Honor Guard Commander David Bays confirmed Friday that a motion was made, seconded and passed at a recent meeting to replace Duncan’s live version of “Taps” with the electronic bugle.
“I’m not the one who brought it up,” he said.
An electronic bugle looks like a typical trumpet but plays a recorded version while someone holds it to their lips to imitate playing.
Bays said the electronic bugle’s version has “perfect pitch” and is particularly moving, bringing tears to the eyes of listeners. He said the families of fallen soldiers deserve the utmost respect at their funeral services, including pitch-perfect music and rifle salutes that fire their volleys with precision.

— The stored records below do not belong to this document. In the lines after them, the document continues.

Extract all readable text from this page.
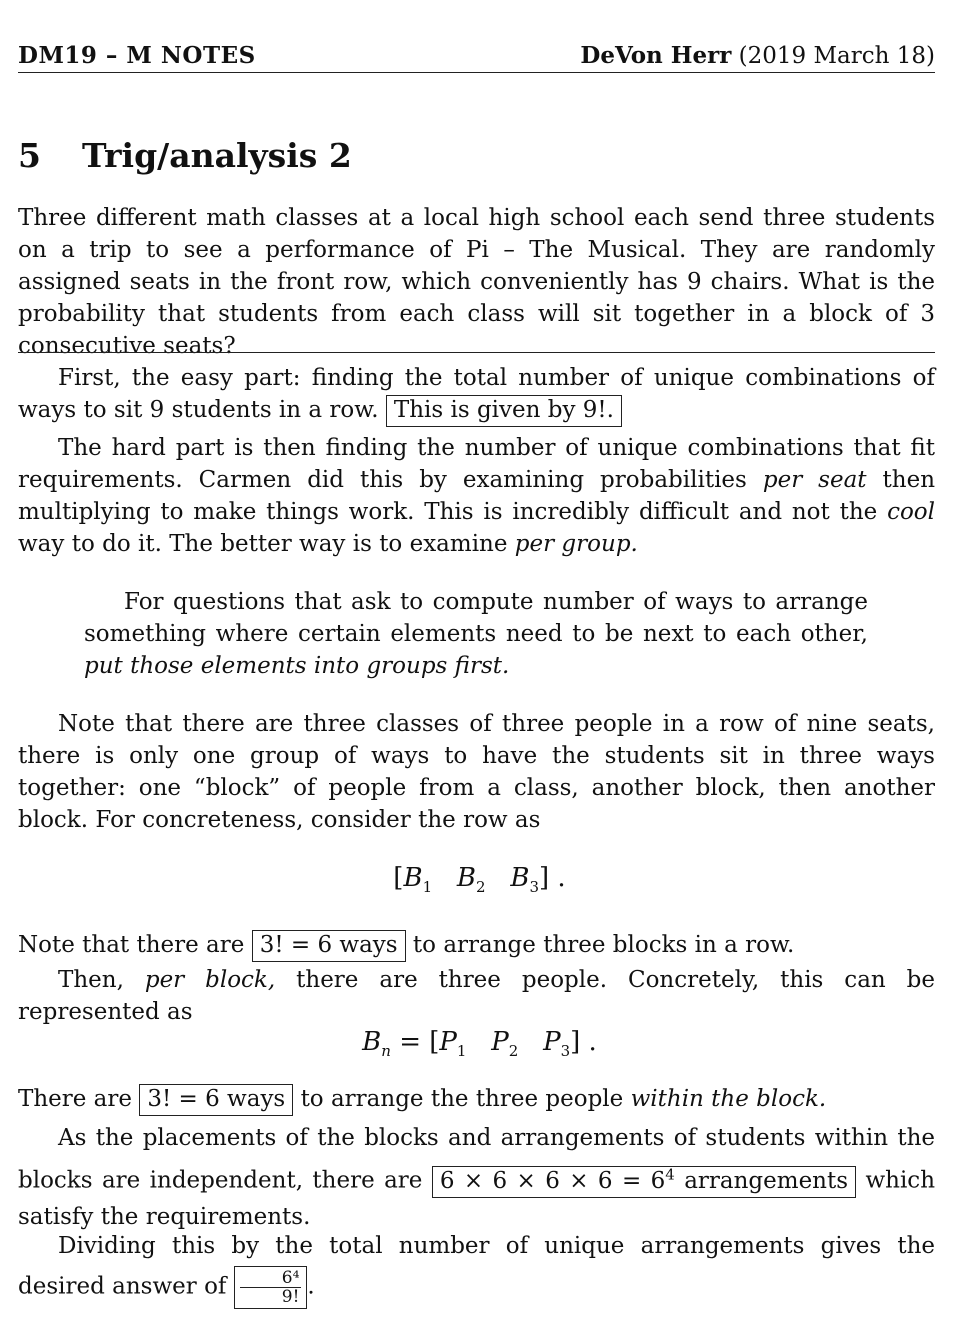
DM19 – M NOTES	DeVon Herr (2019 March 18)
5 Trig/analysis 2
Three different math classes at a local high school each send three students on a trip to see a performance of Pi – The Musical. They are randomly assigned seats in the front row, which conveniently has 9 chairs. What is the probability that students from each class will sit together in a block of 3 consecutive seats?
First, the easy part: finding the total number of unique combinations of ways to sit 9 students in a row. This is given by 9!.
The hard part is then finding the number of unique combinations that fit requirements. Carmen did this by examining probabilities per seat then multiplying to make things work. This is incredibly difficult and not the cool way to do it. The better way is to examine per group.
For questions that ask to compute number of ways to arrange something where certain elements need to be next to each other, put those elements into groups first.
Note that there are three classes of three people in a row of nine seats, there is only one group of ways to have the students sit in three ways together: one “block” of people from a class, another block, then another block. For concreteness, consider the row as
[$B_1$ $B_2$ $B_3$] .
Note that there are 3! = 6 ways to arrange three blocks in a row.
Then, per block, there are three people. Concretely, this can be represented as
$B_n = [P_1$ $P_2$ $P_3$] .
There are 3! = 6 ways to arrange the three people within the block.
As the placements of the blocks and arrangements of students within the blocks are independent, there are $6 \times 6 \times 6 \times 6 = 6^4$ arrangements which satisfy the requirements.
Dividing this by the total number of unique arrangements gives the desired answer of $\frac{\text{6⁴}}{9!}$ .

Bays said he appreciates everything Duncan does for the Honor Guard, and that seven years ago – when he said some had suggested replacing her – “I defended her.” But he said he agrees now that it’s time for a change.
Honor Guard member David Pinney said Friday he disagrees. He said he was “one of the few” who voted against the motion to replace Duncan’s live “Taps” with an electronic version.

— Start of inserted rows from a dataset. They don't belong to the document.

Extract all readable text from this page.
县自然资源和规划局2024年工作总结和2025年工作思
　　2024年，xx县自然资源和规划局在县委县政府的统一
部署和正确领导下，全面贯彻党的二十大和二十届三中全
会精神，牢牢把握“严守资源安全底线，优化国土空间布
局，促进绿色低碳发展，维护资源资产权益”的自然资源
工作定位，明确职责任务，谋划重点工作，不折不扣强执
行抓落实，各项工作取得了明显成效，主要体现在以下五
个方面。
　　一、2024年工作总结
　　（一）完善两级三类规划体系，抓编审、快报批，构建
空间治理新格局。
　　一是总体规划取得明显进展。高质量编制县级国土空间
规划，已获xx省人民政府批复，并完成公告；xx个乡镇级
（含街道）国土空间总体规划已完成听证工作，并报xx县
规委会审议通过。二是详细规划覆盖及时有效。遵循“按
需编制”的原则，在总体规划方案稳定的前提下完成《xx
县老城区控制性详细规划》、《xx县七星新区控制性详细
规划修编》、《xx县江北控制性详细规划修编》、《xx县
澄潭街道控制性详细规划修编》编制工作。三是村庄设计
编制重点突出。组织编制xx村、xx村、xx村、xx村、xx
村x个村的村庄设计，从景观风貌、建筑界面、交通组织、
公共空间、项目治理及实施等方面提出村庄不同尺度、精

Pinney, who is quartermaster with VFW 9094 and chaplain with AMVETS, said Duncan does not just serve the veterans year-round, but “the whole community.”
“She has a God-given talent,” said Pinney, both in singing and instrumental playing.
While “Taps” is technically a “bugle call” and not a song, words have been written over the years to accompany the tune. Pinney recalled a ceremony in Greenfield three years ago for a World War II Army nurse, where a family member asked that the words to “Taps” be recited. Instead, Duncan sang the words a cappella.
“The family’s response was wonderful,” said Pinney.
“She might make a squeak on the trumpet now and then, but it doesn’t bother me, personally, and I don’t think it bothers the families,” said Pinney. “She puts her heart into it. I’m a supporter of Alberta.”
Duncan said she laughed when she was told her trumpet looks too old and decrepit.
“I said, ‘Have you guys looked in the mirror lately?’”
Duncan, who plays with the Southern State community band, said she refuses to pretend to play an electronic bugle. She plans to attend the next Honor Guard meeting.
“That meeting was theirs, the next meeting is mine,’ she said.
“I’ve brought many a tear to people’s eyes” with her rendition of “Taps,” she said. Duncan, who now lives in Centerville, said she makes no money from her participation, other than asking for $5 for gas, even though the Honor Guard policy says she is entitled to $20, she said.
“I love my veterans in Highland County. I love all this stuff,” said Duncan.